Found that article from Linux Magazine titled Having Yum for Breakfast via Distrowatch. According to the test apt-deb easily beats yum. Any comments about result and factors that affect it? From what I understand, apt-deb is static by nature unlike yum (dynamic) which could probably explain faster transaction.

Update: Added author's blog related to the article.

Comments

Jef Spaleta said…
See if you can get the exact step-by-step methodology used in creating the benchmarks.

better yet see if you can get the full log of the screen session used to do create the data for the benchmarks.

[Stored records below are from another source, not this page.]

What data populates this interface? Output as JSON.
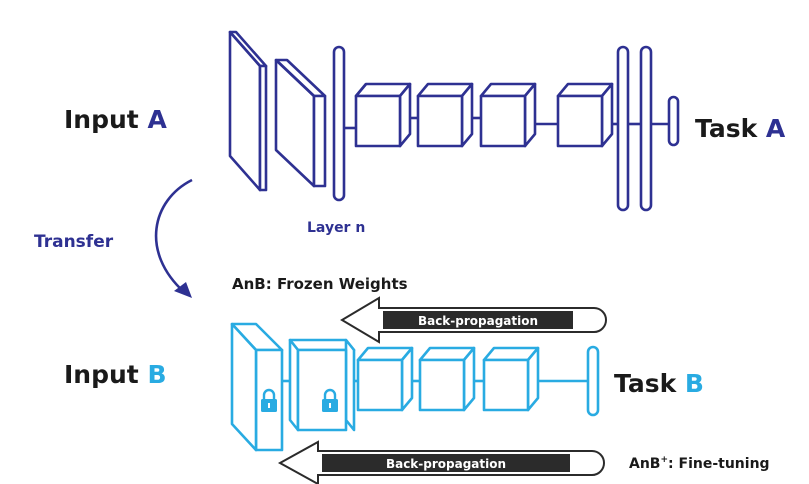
{
  "colors": {
    "network_a": "#2e3192",
    "network_b": "#29abe2",
    "text_dark": "#1a1a1a",
    "arrow_dark": "#2b2b2b",
    "label_transfer": "#2e3192"
  },
  "network_a": {
    "input_label": "Input ",
    "input_letter": "A",
    "task_label": "Task ",
    "task_letter": "A",
    "layer_label": "Layer n"
  },
  "transfer": {
    "label": "Transfer"
  },
  "network_b": {
    "input_label": "Input ",
    "input_letter": "B",
    "task_label": "Task ",
    "task_letter": "B",
    "frozen_label": "AnB: Frozen Weights",
    "backprop_top": "Back-propagation",
    "backprop_bottom": "Back-propagation",
    "finetune_label_pre": "AnB",
    "finetune_sup": "+",
    "finetune_label_post": ": Fine-tuning"
  },
  "icons": {
    "lock": "lock-icon",
    "arrow": "curved-arrow-icon"
  }
}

There could be a flaw in the methodology that biases towards apt operation. Can't know if it was a fair test unless the specifics of how to run the test are made available for review.


-jef
Anonymous said…
I think that article is some FUD on yum. In the comments the author (assuming that it is the writer) seems to point out that, these tests where not done on a network as noted here (the emphasis is mine)
"That’s true, but it’s rather hard to test, especially when connection speeds come into it and finding packages the same size. I think it’s safe to say that you’ll be downloading less by using the deltas than you would on Debian.

For these tests, all packages were pre-downloaded so bypass the network download issue."

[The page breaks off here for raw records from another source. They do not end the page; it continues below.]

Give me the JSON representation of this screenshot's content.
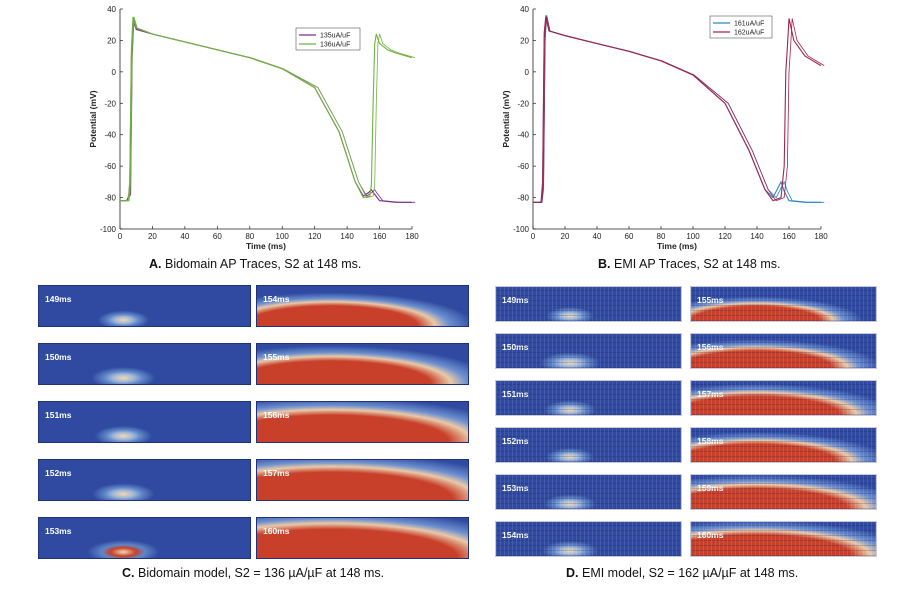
{
  "colors": {
    "c135": "#7b2d8e",
    "c136": "#6fb43f",
    "c161": "#2a86c2",
    "c162": "#a0264f",
    "tissue_rest": "#2f4aa0",
    "tissue_excited": "#c8402a"
  },
  "panel_a": {
    "caption_letter": "A.",
    "caption_text": "Bidomain AP Traces, S2 at 148 ms."
  },
  "panel_b": {
    "caption_letter": "B.",
    "caption_text": "EMI AP Traces, S2 at 148 ms."
  },
  "panel_c": {
    "caption_letter": "C.",
    "caption_text": "Bidomain model, S2 = 136 µA/µF at 148 ms.",
    "frames": [
      {
        "label": "149ms",
        "excite": 0.15
      },
      {
        "label": "154ms",
        "excite": 0.55
      },
      {
        "label": "150ms",
        "excite": 0.3
      },
      {
        "label": "155ms",
        "excite": 0.7
      },
      {
        "label": "151ms",
        "excite": 0.22
      },
      {
        "label": "156ms",
        "excite": 0.9
      },
      {
        "label": "152ms",
        "excite": 0.28
      },
      {
        "label": "157ms",
        "excite": 0.95
      },
      {
        "label": "153ms",
        "excite": 0.4
      },
      {
        "label": "160ms",
        "excite": 1.0
      }
    ]
  },
  "panel_d": {
    "caption_letter": "D.",
    "caption_text": "EMI model, S2 = 162 µA/µF at 148 ms.",
    "frames": [
      {
        "label": "149ms",
        "excite": 0.1
      },
      {
        "label": "155ms",
        "excite": 0.4
      },
      {
        "label": "150ms",
        "excite": 0.25
      },
      {
        "label": "156ms",
        "excite": 0.55
      },
      {
        "label": "151ms",
        "excite": 0.15
      },
      {
        "label": "157ms",
        "excite": 0.65
      },
      {
        "label": "152ms",
        "excite": 0.1
      },
      {
        "label": "158ms",
        "excite": 0.6
      },
      {
        "label": "153ms",
        "excite": 0.15
      },
      {
        "label": "159ms",
        "excite": 0.75
      },
      {
        "label": "154ms",
        "excite": 0.2
      },
      {
        "label": "160ms",
        "excite": 0.8
      }
    ]
  },
  "chart_data": [
    {
      "type": "line",
      "title": "",
      "xlabel": "Time (ms)",
      "ylabel": "Potential (mV)",
      "xlim": [
        0,
        180
      ],
      "ylim": [
        -100,
        40
      ],
      "xticks": [
        0,
        20,
        40,
        60,
        80,
        100,
        120,
        140,
        160,
        180
      ],
      "yticks": [
        40,
        20,
        0,
        -20,
        -40,
        -60,
        -80,
        -100
      ],
      "legend": "top-right",
      "series": [
        {
          "name": "135uA/uF",
          "color": "#7b2d8e",
          "x": [
            0,
            4,
            6,
            7,
            8,
            10,
            20,
            40,
            60,
            80,
            100,
            120,
            135,
            145,
            150,
            153,
            155,
            157,
            160,
            170,
            180
          ],
          "y": [
            -82,
            -82,
            -78,
            10,
            33,
            27,
            24,
            19,
            14,
            9,
            2,
            -10,
            -38,
            -70,
            -79,
            -77,
            -75,
            -78,
            -82,
            -83,
            -83
          ]
        },
        {
          "name": "136uA/uF",
          "color": "#6fb43f",
          "x": [
            0,
            5,
            6,
            7,
            8,
            10,
            20,
            40,
            60,
            80,
            100,
            120,
            135,
            145,
            150,
            154,
            155,
            156,
            157,
            158,
            159,
            160,
            165,
            170,
            180
          ],
          "y": [
            -82,
            -82,
            -70,
            15,
            35,
            28,
            24,
            19,
            14,
            9,
            2,
            -10,
            -38,
            -70,
            -80,
            -79,
            -72,
            -20,
            18,
            24,
            21,
            18,
            14,
            12,
            9
          ]
        }
      ]
    },
    {
      "type": "line",
      "title": "",
      "xlabel": "Time (ms)",
      "ylabel": "Potential (mV)",
      "xlim": [
        0,
        180
      ],
      "ylim": [
        -100,
        40
      ],
      "xticks": [
        0,
        20,
        40,
        60,
        80,
        100,
        120,
        140,
        160,
        180
      ],
      "yticks": [
        40,
        20,
        0,
        -20,
        -40,
        -60,
        -80,
        -100
      ],
      "legend": "top-left",
      "series": [
        {
          "name": "161uA/uF",
          "color": "#2a86c2",
          "x": [
            0,
            5,
            6,
            7,
            8,
            10,
            20,
            40,
            60,
            80,
            100,
            120,
            135,
            145,
            150,
            153,
            155,
            157,
            160,
            170,
            180
          ],
          "y": [
            -83,
            -83,
            -75,
            20,
            36,
            26,
            23,
            18,
            13,
            7,
            -2,
            -20,
            -50,
            -75,
            -80,
            -74,
            -70,
            -76,
            -82,
            -83,
            -83
          ]
        },
        {
          "name": "162uA/uF",
          "color": "#a0264f",
          "x": [
            0,
            5,
            6,
            7,
            8,
            10,
            20,
            40,
            60,
            80,
            100,
            120,
            135,
            145,
            150,
            155,
            157,
            158,
            159,
            160,
            163,
            170,
            180
          ],
          "y": [
            -83,
            -83,
            -70,
            25,
            35,
            26,
            23,
            18,
            13,
            7,
            -2,
            -20,
            -50,
            -75,
            -82,
            -80,
            -60,
            0,
            16,
            34,
            20,
            10,
            4
          ]
        }
      ]
    }
  ]
}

I find that odd since, based on there functions, network downloads are what they do. Even with the localinstall flag, fetching from the internet is what they are designed for... so this review seem to be designed to do something that yum nor apt happened to be designed for?

I don't know, that seems odd... Maybe I am wrong?
Duv
Jef Spaleta said…
duvworld

You are wrong, in a way. Network activity across the external internet can be subject to all sorts of different factors outside of your control. Such network activity would distort the timing benchmarks greatly.

Its actually far more scientific if you work from local caches of the repository metadata and the packages to avoid any external network activity during the benchmark tests. These tools do all their dep resolution transactions from local data stores regadless. Excluding the variability of network access is actually the most appropriate thing to do if your goal is to test transaction speed.

That being said, pulling packages and/or repository level metadata across the network has an objective cost in terms of user interaction perception, that is worth talking about, if you can adequately separate that out from other operations.

In fact my biggest concern is that the benchmark author did not adequately segregate network activity for repository metadata when doing the test.
To make sense of the benchmarks I need details of the methodology used to run the tests, so I can reproduce the tests for myself.

-jef
Jef: Good catch about the log. To answer the first paragraph, I cannot because of the lack of information of packages used for the test.

Also the way both yum and apt differ is due to the fact yum is designer for smooth transaction like for example: yum update is equivalent ot apt-get dist && apt-get update (I can't remember as I haven't used it for a while).



duvword: The author and writer is the same. He used to build Kororaa, a Gentoo based distribution, and mostly manually update package. I am updating the blog to add his blog so issues can be discussed.